One of the most amazingly brazen associations of greatness and crime is made by Mary Bell (“A Short History of the Papacy”). The reference is to the Borgian Pope, Alexander VI, who probably vies with an earlier John XXII, in the commission of gaudy and unnameable crimes. “If we exonerate him from the deepest guilt, he must also forfeit the admiration which we cannot withhold from daring criminality” (p. 297). Mary’s hero falls a wee bit short, however. “His Vatican orgies lacked the inspired touch of splendid sin.”

From Mary to George Lansbury. “I think history will record Herr Hitler as one of the great men of our time” (“My Quest for Peace”), quoted by Daily Herald, April 26th, 1938. But then Lansbury was among the “Labour” crowd who stated that they derived their caricature of “Socialism” from the Bible.

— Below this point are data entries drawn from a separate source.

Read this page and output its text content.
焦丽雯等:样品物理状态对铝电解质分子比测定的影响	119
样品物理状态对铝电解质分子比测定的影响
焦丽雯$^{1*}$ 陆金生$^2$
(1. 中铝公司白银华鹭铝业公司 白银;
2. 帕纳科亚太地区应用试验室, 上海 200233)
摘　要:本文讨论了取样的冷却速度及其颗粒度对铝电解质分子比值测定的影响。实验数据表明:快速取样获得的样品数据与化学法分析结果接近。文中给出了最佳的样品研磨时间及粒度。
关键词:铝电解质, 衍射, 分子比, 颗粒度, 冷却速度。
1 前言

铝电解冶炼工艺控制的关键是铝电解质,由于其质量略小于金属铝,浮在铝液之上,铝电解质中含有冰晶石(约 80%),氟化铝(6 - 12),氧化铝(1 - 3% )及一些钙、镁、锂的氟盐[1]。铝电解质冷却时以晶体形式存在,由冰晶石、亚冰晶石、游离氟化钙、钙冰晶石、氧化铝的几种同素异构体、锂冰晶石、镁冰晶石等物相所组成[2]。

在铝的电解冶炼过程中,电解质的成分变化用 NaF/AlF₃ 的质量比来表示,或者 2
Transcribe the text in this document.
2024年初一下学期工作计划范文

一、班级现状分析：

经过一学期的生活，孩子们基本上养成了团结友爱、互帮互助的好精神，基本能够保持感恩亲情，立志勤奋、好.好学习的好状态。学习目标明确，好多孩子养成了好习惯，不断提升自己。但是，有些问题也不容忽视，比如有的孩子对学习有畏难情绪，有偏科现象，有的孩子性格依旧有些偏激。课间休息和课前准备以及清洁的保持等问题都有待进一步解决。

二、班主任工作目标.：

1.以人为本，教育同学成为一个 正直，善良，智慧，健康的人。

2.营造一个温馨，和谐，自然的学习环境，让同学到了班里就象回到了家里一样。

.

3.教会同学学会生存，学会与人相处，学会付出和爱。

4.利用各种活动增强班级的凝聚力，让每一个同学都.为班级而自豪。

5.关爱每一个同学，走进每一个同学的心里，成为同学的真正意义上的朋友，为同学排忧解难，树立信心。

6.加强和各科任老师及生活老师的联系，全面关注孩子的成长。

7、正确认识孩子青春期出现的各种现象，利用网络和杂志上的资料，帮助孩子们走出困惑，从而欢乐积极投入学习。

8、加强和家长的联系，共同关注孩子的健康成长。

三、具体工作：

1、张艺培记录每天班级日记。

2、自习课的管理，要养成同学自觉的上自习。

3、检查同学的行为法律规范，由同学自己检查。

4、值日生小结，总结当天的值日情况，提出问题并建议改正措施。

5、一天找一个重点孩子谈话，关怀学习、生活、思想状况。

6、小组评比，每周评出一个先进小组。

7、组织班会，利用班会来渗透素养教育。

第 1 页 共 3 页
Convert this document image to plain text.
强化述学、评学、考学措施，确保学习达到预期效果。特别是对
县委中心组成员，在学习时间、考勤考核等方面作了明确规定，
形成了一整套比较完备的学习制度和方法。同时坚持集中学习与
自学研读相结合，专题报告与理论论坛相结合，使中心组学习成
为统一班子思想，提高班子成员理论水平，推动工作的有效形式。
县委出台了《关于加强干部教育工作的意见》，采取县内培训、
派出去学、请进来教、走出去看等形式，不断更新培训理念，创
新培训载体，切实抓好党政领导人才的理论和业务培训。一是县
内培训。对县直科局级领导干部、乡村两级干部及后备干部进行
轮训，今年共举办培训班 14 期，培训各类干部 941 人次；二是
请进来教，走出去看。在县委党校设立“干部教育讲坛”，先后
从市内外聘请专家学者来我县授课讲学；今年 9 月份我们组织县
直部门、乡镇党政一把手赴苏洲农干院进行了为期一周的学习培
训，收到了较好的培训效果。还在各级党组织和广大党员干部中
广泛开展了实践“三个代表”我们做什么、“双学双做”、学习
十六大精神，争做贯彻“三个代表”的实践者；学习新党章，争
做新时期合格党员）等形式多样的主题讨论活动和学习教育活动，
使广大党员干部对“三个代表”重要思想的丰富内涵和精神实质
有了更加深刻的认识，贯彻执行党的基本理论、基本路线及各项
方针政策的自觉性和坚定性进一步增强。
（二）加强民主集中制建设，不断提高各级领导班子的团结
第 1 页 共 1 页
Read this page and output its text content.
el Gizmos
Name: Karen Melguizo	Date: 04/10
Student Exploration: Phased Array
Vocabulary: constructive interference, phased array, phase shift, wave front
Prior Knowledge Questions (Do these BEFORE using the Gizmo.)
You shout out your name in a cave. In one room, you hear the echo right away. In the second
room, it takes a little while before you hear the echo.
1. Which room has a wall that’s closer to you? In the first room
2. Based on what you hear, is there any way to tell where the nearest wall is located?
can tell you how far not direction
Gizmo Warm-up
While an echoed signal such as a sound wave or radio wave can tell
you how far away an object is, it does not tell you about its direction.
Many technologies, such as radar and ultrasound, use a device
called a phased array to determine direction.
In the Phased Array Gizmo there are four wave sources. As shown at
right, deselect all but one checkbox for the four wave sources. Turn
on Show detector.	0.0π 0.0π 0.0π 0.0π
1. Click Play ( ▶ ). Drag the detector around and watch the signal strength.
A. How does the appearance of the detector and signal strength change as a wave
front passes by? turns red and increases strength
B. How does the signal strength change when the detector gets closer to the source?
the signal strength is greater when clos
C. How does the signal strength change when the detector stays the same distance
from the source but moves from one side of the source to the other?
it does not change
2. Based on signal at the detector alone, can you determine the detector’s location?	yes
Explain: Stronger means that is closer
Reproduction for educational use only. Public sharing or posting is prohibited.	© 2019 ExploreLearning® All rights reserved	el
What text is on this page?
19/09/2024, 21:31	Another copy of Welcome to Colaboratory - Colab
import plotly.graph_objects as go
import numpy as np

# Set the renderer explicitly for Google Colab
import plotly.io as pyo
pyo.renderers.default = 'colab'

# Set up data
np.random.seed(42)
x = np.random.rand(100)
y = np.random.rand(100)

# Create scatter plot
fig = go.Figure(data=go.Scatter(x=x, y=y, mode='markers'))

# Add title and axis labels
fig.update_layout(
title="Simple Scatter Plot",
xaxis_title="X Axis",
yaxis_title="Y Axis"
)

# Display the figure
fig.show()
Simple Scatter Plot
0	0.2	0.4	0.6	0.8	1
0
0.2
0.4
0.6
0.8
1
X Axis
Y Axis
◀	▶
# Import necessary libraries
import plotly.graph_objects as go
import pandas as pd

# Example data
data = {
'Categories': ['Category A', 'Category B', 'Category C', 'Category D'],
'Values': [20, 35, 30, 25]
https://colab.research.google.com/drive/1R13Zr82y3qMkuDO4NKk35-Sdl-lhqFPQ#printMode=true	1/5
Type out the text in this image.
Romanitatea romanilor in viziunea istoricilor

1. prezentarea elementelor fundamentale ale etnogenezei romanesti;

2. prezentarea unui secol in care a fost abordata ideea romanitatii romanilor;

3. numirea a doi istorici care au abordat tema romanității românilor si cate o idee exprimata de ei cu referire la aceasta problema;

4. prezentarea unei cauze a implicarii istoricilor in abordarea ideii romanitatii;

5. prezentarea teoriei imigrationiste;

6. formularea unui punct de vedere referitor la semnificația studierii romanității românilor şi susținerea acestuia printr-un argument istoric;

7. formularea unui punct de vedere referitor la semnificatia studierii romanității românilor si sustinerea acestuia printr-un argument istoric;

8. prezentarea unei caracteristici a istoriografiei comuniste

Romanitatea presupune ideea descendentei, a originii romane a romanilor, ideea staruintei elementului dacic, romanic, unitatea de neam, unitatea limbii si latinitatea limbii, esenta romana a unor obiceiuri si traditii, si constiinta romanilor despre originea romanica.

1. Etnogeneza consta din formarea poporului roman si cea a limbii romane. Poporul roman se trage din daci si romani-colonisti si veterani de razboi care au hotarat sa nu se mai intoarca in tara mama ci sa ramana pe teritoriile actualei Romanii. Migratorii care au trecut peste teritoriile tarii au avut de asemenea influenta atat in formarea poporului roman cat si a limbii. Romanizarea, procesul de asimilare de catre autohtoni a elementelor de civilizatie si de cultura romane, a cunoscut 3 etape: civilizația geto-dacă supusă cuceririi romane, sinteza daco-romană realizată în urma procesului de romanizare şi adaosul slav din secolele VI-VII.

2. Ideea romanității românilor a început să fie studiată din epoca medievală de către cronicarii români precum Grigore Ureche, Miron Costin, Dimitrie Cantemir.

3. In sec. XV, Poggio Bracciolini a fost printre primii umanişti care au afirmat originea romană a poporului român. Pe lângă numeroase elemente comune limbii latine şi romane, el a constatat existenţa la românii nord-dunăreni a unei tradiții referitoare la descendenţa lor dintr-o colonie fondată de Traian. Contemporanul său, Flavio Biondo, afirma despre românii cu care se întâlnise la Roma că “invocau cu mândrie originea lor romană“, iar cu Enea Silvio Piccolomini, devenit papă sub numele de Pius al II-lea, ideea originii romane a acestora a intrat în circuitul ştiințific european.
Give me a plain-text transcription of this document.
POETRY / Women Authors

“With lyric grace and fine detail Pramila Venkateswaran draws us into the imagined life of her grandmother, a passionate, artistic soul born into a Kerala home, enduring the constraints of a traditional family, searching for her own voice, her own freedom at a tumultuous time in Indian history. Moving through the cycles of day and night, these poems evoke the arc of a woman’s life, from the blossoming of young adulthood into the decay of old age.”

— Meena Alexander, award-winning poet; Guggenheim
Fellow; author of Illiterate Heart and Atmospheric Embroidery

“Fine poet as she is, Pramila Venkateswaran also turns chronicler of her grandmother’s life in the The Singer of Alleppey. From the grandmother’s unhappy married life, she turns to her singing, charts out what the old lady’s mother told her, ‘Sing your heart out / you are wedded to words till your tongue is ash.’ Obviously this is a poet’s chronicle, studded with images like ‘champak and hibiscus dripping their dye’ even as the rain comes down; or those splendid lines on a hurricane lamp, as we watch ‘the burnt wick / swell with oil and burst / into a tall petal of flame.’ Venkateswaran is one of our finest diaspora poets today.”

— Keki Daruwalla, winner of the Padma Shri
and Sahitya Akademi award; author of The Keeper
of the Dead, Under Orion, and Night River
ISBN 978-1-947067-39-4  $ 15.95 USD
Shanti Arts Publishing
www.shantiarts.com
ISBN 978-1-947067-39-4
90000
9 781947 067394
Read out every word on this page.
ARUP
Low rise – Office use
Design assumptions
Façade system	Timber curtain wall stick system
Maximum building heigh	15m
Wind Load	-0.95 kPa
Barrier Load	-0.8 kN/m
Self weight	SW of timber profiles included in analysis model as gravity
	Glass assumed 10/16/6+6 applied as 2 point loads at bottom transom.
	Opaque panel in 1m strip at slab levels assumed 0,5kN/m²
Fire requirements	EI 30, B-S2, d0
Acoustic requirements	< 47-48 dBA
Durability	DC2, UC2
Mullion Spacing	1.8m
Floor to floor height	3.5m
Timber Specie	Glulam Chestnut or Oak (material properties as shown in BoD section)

One of the more open and visible signs of the capitalist system is gangsterdom, and its “great men” within the prescribed limits of criminality the system legalises cannot escape the fundamental Al Capone mark. A system based upon varying degrees of exploitation of men, women, and children breeds its own system of values. True, there have always been poets and dreamers, Isaiahs and Shelleys, who have genuinely, passionately urged an ethic transcending the system, beating ineffectual angelic wings in an unresponsive void.

Socialism alone can create an entirely new outlook. Complete social freedom alone can create an unaffacted, indissoluble brotherhood. Shelley’s noble aspiration, expressed in “I wish no living thing to suffer pain,” will be implemented, as far as the cessation of “Man’s inhumanity to man” is concerned.

The Socialist Party of Great Britain, despised and neglected to-day, knows that its message is even now helping to speed the day. It has no use for great men, it has no “leaders,” its simple philosophy, based upon the impregnable facts of history and its economic causation, looks to the day when genial kindliness will govern social relations.